Tubuh Jimin bersinar, tidak lama penampilannya yang sangat buruk berubah drastis. Kini, ia sudah bersih dan juga sangat tampan. Jimin tersenyum melihat dirinya yang terasa segar dan ringan.
"Aku senang kau memenuhi janjimu, Taehyung. Tetapi seharusnya kau lebih senang aku bisa memenuhi janjimu untuk menjaga jaket beruang ini selama tujuh tahun, bukan?" tanya Jimin sembari menampilkan smirk-nya.
Taehyung berdecak dan memalingkan wajahnya ke arah samping tidak mau melihat ke arah Jimin. Egonya terlalu tinggi. "Ya sudah, sekarang berikan jaket itu kepadaku," pinta Taehyung.
"Nanti saja kuberikan padamu saat aku menemui calon istriku. Saya harap kamu datang," kata Jimin lalu meninggalkan Taehyung yang rupanya mulai marah.
Suasana kota mulai riuh ketika kedatangan seseorang yang menaiki kereta kuda. Parasnya begitu tampan bak pangeran di negeri dongeng. Selain itu, hanya beberapa orang kaya saja yang bisa menaiki kereta kuda pada saat itu. Auranya sangat menarik hingga para kaum hawa yang melihatnya berharap pemuda itu datang ke rumah mereka lalu melamarnya.Kereta kuda itu berhenti di sebuah rumah pinggir kota. Sang pemilik turun dari wimananya lalu merapikan baju yang ia kenakan.
"Selamat datang, ingin mencari siapa, ya?" ucap Namjoon begitu pemuda tampan dan kaya raya itu singgah di depan rumahnya.
"Kau tidak mengenaliku, Tuan Namjoon Schubert?" ucap Jimin sembari tersenyum hingga matanya menyipit membentuk garis lurus.
"Saya tidak asing denganmu, kau ... orang yang telah menolongku tiga tahun lalu?" tanya Namjoon dengan ragu-ragu.
"Ya, benar.

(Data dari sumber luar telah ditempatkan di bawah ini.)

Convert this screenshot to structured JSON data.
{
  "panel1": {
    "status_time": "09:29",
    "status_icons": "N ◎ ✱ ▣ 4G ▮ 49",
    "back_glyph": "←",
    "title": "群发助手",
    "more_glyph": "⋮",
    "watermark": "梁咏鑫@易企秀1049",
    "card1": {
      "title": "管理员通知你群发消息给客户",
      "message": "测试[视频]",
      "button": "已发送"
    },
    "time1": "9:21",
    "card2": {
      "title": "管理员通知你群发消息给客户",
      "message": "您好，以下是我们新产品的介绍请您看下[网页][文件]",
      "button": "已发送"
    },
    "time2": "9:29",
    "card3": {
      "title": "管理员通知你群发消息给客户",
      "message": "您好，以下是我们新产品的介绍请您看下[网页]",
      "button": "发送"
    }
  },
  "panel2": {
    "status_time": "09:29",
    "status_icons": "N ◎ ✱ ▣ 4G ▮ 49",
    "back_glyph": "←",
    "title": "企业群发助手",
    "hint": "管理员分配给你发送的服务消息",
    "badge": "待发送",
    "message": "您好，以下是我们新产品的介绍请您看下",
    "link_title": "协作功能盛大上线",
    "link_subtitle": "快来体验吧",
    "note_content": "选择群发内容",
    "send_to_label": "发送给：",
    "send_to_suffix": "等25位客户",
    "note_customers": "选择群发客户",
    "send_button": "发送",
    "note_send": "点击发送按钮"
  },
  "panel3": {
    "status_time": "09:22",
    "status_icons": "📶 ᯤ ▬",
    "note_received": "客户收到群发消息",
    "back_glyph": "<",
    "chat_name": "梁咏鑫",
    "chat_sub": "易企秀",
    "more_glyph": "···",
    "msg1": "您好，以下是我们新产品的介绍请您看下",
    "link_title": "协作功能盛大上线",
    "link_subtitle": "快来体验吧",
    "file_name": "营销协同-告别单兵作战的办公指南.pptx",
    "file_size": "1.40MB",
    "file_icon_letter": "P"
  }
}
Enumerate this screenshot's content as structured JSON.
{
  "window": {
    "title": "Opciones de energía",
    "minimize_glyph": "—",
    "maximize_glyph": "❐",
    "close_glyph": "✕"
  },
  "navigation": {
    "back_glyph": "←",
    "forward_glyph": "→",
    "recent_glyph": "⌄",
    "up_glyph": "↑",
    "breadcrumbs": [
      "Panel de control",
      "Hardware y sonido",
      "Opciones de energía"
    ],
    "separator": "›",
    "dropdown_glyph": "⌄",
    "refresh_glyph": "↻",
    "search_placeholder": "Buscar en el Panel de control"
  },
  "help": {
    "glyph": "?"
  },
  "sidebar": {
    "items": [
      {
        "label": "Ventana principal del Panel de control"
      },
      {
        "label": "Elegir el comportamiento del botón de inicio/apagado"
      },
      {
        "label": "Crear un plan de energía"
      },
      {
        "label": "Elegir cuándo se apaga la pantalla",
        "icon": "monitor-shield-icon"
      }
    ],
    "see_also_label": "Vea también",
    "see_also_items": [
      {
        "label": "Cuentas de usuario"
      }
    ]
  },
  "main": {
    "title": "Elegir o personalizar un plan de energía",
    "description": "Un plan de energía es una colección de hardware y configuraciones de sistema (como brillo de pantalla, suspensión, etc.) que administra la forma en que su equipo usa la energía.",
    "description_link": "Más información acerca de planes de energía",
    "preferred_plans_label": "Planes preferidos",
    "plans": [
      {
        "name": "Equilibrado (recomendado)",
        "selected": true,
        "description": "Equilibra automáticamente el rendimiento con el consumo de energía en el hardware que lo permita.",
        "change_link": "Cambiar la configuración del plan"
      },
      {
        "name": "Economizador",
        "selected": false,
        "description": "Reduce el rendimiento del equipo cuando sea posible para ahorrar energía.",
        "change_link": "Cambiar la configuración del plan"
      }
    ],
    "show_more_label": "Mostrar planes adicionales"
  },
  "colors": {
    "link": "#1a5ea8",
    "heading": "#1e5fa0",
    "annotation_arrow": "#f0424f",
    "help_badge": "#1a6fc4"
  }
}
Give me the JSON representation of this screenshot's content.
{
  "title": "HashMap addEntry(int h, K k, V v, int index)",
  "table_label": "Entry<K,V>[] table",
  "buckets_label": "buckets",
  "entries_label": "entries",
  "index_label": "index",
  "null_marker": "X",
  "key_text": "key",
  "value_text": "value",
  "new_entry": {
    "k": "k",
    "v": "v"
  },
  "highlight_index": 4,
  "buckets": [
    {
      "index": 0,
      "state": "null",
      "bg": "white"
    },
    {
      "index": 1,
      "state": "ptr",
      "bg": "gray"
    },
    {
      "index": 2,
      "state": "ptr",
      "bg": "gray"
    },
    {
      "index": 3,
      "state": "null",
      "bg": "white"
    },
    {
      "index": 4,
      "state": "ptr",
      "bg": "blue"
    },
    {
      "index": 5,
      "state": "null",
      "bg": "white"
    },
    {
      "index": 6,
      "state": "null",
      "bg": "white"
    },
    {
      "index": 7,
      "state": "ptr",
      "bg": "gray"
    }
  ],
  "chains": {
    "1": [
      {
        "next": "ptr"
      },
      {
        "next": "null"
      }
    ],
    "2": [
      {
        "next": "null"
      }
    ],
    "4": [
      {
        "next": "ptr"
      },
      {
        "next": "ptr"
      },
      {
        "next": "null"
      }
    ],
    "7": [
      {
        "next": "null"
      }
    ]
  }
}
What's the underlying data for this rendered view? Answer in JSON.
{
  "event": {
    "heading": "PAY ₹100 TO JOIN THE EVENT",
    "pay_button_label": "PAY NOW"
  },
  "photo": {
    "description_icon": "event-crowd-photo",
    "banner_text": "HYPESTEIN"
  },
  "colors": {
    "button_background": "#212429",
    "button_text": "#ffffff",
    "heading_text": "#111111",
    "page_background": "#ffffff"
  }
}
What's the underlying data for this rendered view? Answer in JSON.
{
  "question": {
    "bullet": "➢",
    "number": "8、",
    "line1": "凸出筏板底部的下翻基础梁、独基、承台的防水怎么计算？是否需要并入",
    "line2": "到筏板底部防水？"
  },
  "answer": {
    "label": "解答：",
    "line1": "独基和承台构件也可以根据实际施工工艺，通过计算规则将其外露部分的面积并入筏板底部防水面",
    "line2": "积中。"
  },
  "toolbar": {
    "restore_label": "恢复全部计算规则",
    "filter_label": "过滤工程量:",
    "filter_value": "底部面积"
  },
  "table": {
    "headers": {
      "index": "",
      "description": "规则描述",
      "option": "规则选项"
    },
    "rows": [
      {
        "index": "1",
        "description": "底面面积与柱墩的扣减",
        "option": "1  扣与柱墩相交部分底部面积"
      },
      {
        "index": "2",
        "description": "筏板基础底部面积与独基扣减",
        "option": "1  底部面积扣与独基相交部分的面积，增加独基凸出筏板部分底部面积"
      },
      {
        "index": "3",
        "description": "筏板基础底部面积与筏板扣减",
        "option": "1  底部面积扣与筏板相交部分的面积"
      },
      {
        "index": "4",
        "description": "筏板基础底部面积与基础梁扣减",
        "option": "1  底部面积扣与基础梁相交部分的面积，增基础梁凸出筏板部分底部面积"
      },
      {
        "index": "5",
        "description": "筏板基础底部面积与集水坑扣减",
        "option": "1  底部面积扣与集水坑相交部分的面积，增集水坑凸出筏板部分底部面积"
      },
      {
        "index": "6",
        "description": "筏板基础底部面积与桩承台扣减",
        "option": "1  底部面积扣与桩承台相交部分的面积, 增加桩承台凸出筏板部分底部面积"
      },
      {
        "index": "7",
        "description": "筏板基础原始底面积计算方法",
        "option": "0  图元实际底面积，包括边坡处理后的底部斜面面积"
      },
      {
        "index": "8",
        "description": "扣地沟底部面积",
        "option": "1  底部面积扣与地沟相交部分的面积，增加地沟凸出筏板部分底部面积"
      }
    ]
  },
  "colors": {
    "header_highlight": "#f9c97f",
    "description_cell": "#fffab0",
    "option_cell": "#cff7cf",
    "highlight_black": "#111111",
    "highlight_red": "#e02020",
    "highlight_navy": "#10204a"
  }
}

Saya datang ke sini untuk menepati janji saya untuk menikahi putrimu. Apa kau sangat yakin ingin menyerahkan putrimu kepadaku?"
"A-ah tentu saja, karena kau telah menolongku. Mari kuantarkan kau ke putriku, dia sudah menunggu," jawabnya.
"Tuan Namjoon, apa kau keberatan kita berbicara berdua sebentar saja?"
"Tentu, mari masuk dulu."
: :
Jimin memasuki ruang tamu, di sana sudah ada kedua putrinya Namjoon yang tengah menunggu siapa gerangan tamu yang berkunjung. Netra mereka berbinar begitu melihat presensi Jimin.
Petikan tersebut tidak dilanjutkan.